Ilaria has four background exercisers, two men and two women. The two women in the back frequently modify by performing pushups on their knees. Ilaria's new set is nice, brightly lit, and uncluttered with hardwood flooring. There are windows facing buildings outside.

The short introduction reminds you to go to your knees whenever you need. Ilaria never does, by the way. I consider the difficulty level of the DVD to be getting up there because pushups are always so challenging. However, it is not as hard as P90X Chest & Back, both because it's shorter and because the ab work sections are not as difficult as the pushups.

Breakdown:
There's really no warm up. You start with pushups from the get go (the kind where you lower down your elbows and then back up to hands). Next, you do 10 regular pushups before the first ab section.

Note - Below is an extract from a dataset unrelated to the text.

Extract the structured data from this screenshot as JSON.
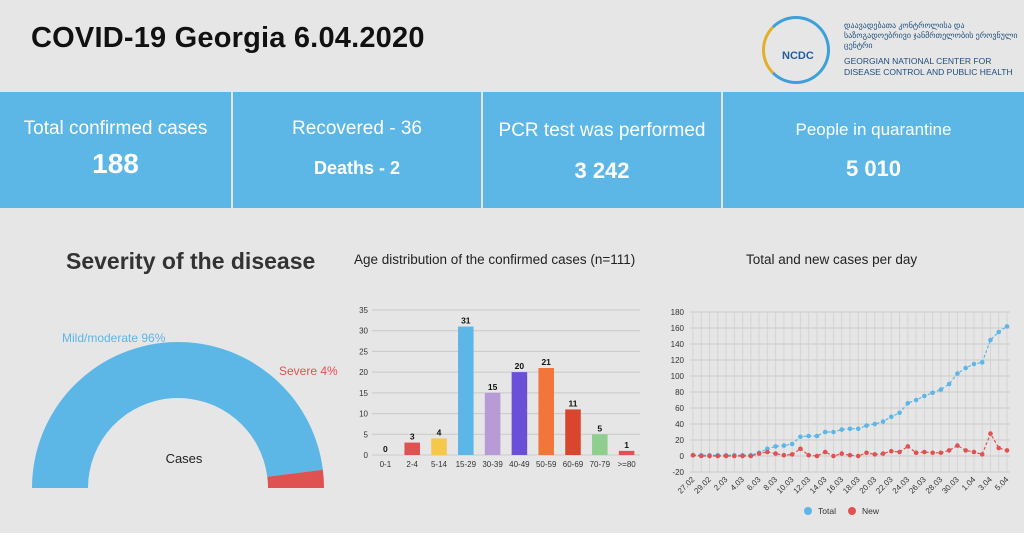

Ab section 1 = crunches at a moderate pace: some regular ones, 16 each side with one leg extended and raised slightly and finally 16 each side with one leg extended and raising with each crunch.

Pushups section 2 consists of 10 tricep pushups, hands in diamond shape. Then pushups with one leg raised, 10 each side.

Ab section 2 = crunches with feet in the air reaching to the ceiling. Some regular, then some bending the knee toward the center of the chest and then some angling the knees to each side. Next, repeat that series while holding the legs slightly closer to the floor for added weight.

Pushups section 3 = cobra pushups. These are the dreaded ones where start at something like downward dog and then scoop your body toward your hands. Ilaria does 10 regular cobras and 10 "reverse cobras." These are just awful, really hard. Finally, Ilaria does 10 spider pushups. I have heard many types of pushups called "spider" before, and this one is different yet, to me. It brings one knee up to the armpit with each rep, alternating knees.

Abs 3. Standard obliques. Just crunches toward each side alternating which foot is on the knee and later also raising the knee with each crunch. You've seen this before.

Pushups again. 10 pushups with the right arm reaching out to the side each time for wider pushups. For a more advanced move, you may bring your hand to the shoulder at the top of the pushup (that's where the cover photo came from). Then 10 with the left arm reaching out wider and then finally 10 alternating sides.

Ab work #4. Regular crunches first and then slow situps with arms reaching out to the center and then after that, to the sides. Ilaria suggests you have someone hold your feet down if you're having trouble.

Planks! It's the last part of the workout and, as Ilaria says, this section ties everything together. Ilaria has you get in a regular plank and then reach further and further with your hands.

Tricep, back and hamstring stretches to finish.

Instructor Comments:
Professional, inspirational. She's the best! I don't know how anybody can give so many form pointers and counts while doing pushups. I'm pretty sure she doesn't need to breathe, much less gasp & wheeze. Her form looked outstanding every time I glanced up at her. I just adore her. I hope she makes lots more fitness DVD's.

By the way, the angle of the front cover photo kind of gave her some serious Schwarzenegger arms (not that there's anything wrong with that). The pictures on the back show better how tiny and super-fit she is. She has an amazing physique.